The emergence (or re-emergence) of diseases such as SARS, H1N5, Ebola, and Zika in recent years has contributed to a public perception that infectious diseases and their outbreaks are becoming increasingly more of threat to public health globally than ever before. While practitioners and academics may have different opinions, this tension shapes public debate about the extent to which infectious diseases are a threat, and what, given changing discourse and technologies, adequate responses would be. 
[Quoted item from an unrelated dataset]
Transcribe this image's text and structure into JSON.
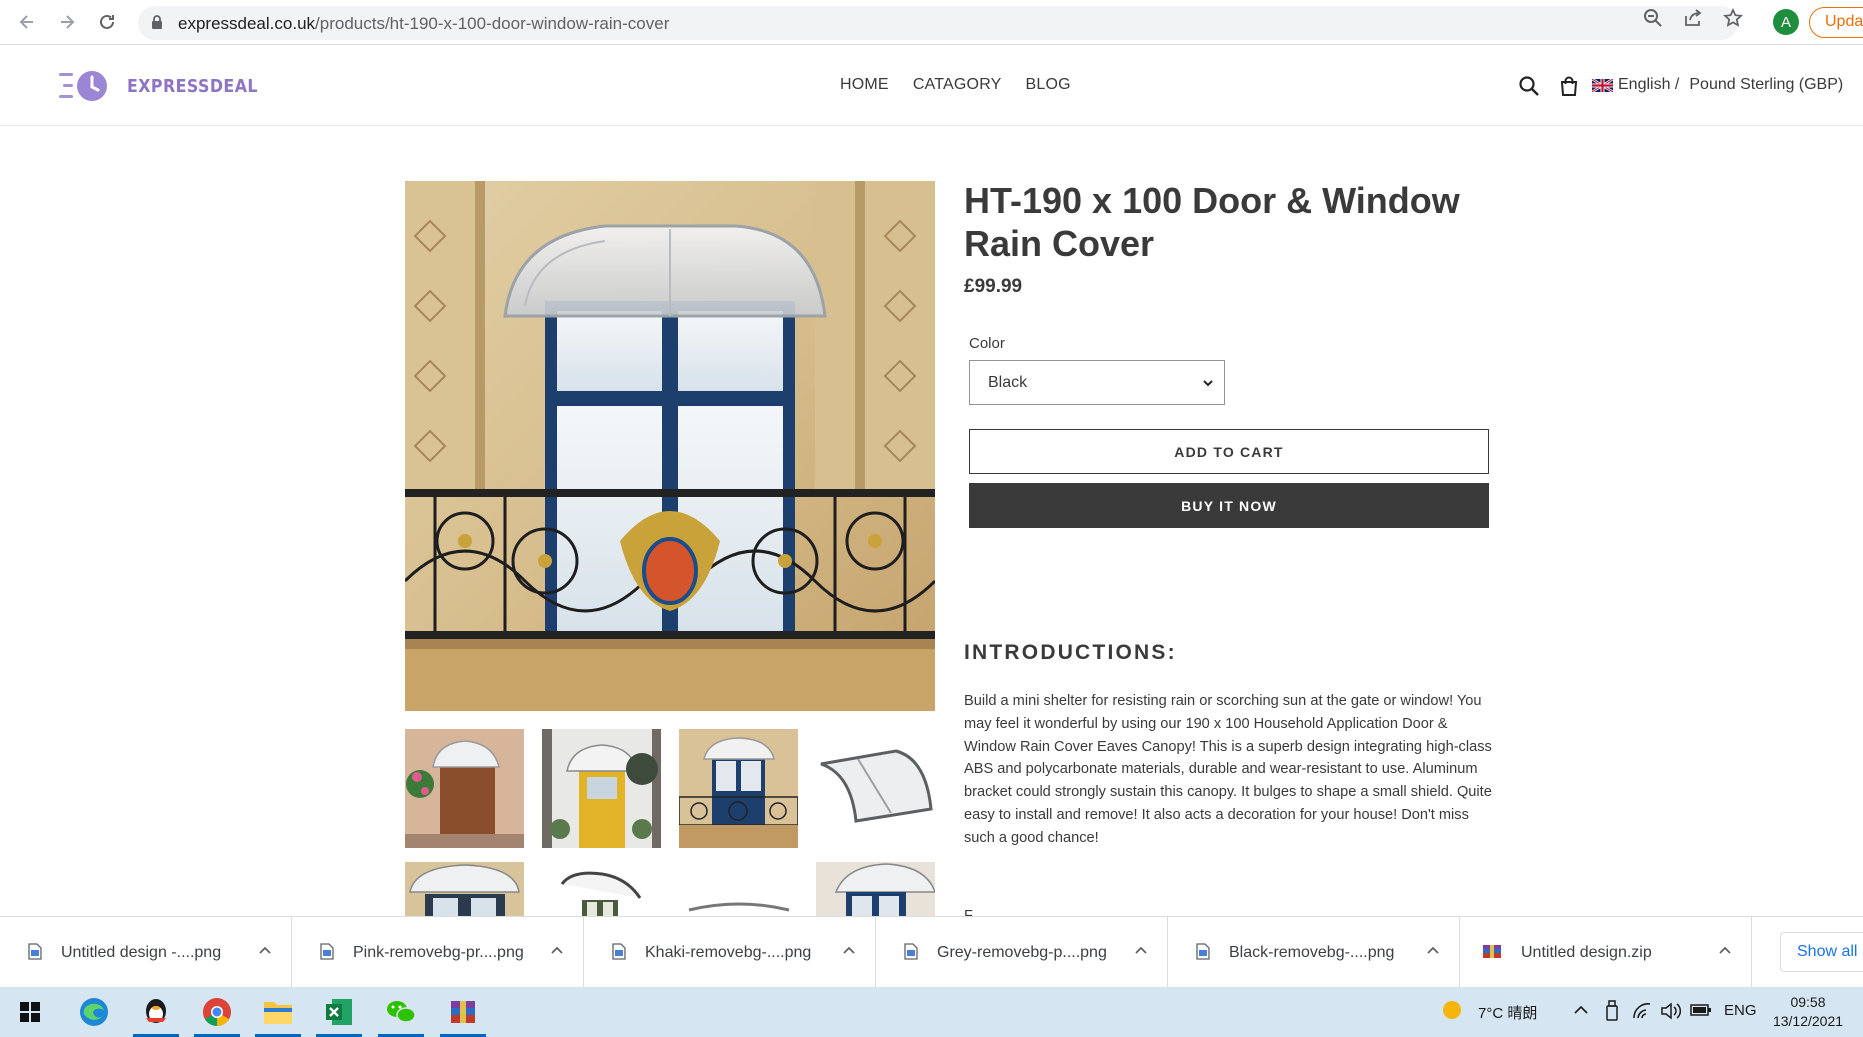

Digital epidemiology in infectious disease is a new discipline in the area of big data, which promises faster detection of disease outbreaks and improved surveillance as well as reduction in administrative burden, among other things.  Whom will these methods help? What are their possible negative – consequences and how do we deal with these? To answer these questions well interdisciplinary discourse about digital epidemiology is critical including considering the relevant epistemological/methodological, ethical/legal, social/political, and organizational aspects and implications. The papers in this compilation give some insight into these topics, interrogating how and with what consequences digital epidemiology is shaped by – and might impact – the forces and frameworks at play (including their relationships to each other), and how it may transform societal structures and context, such as global power relations and decision-making around public health. 

This special compilation originates from the international conference DELSI which was held in September 2015 as a joint activity of the Department of Infectious Disease Epidemiology at the Robert Koch Institute and the Center of Technology and Society at the Technical University Berlin, both in Berlin, Germany. The current work describes aspects and implications of digital epidemiology organized across four dimensions - the epistemological/methodological, ethical/legal,  social/political, and organizational. Some pieces further develop key contributions given at the conference, while others present the results of interdisciplinary discussions between data scientists, epidemiologists and public health practitioners as well as historians of science, ethicists, sociologists, political scientists, cultural and social geographers, and legal scholars.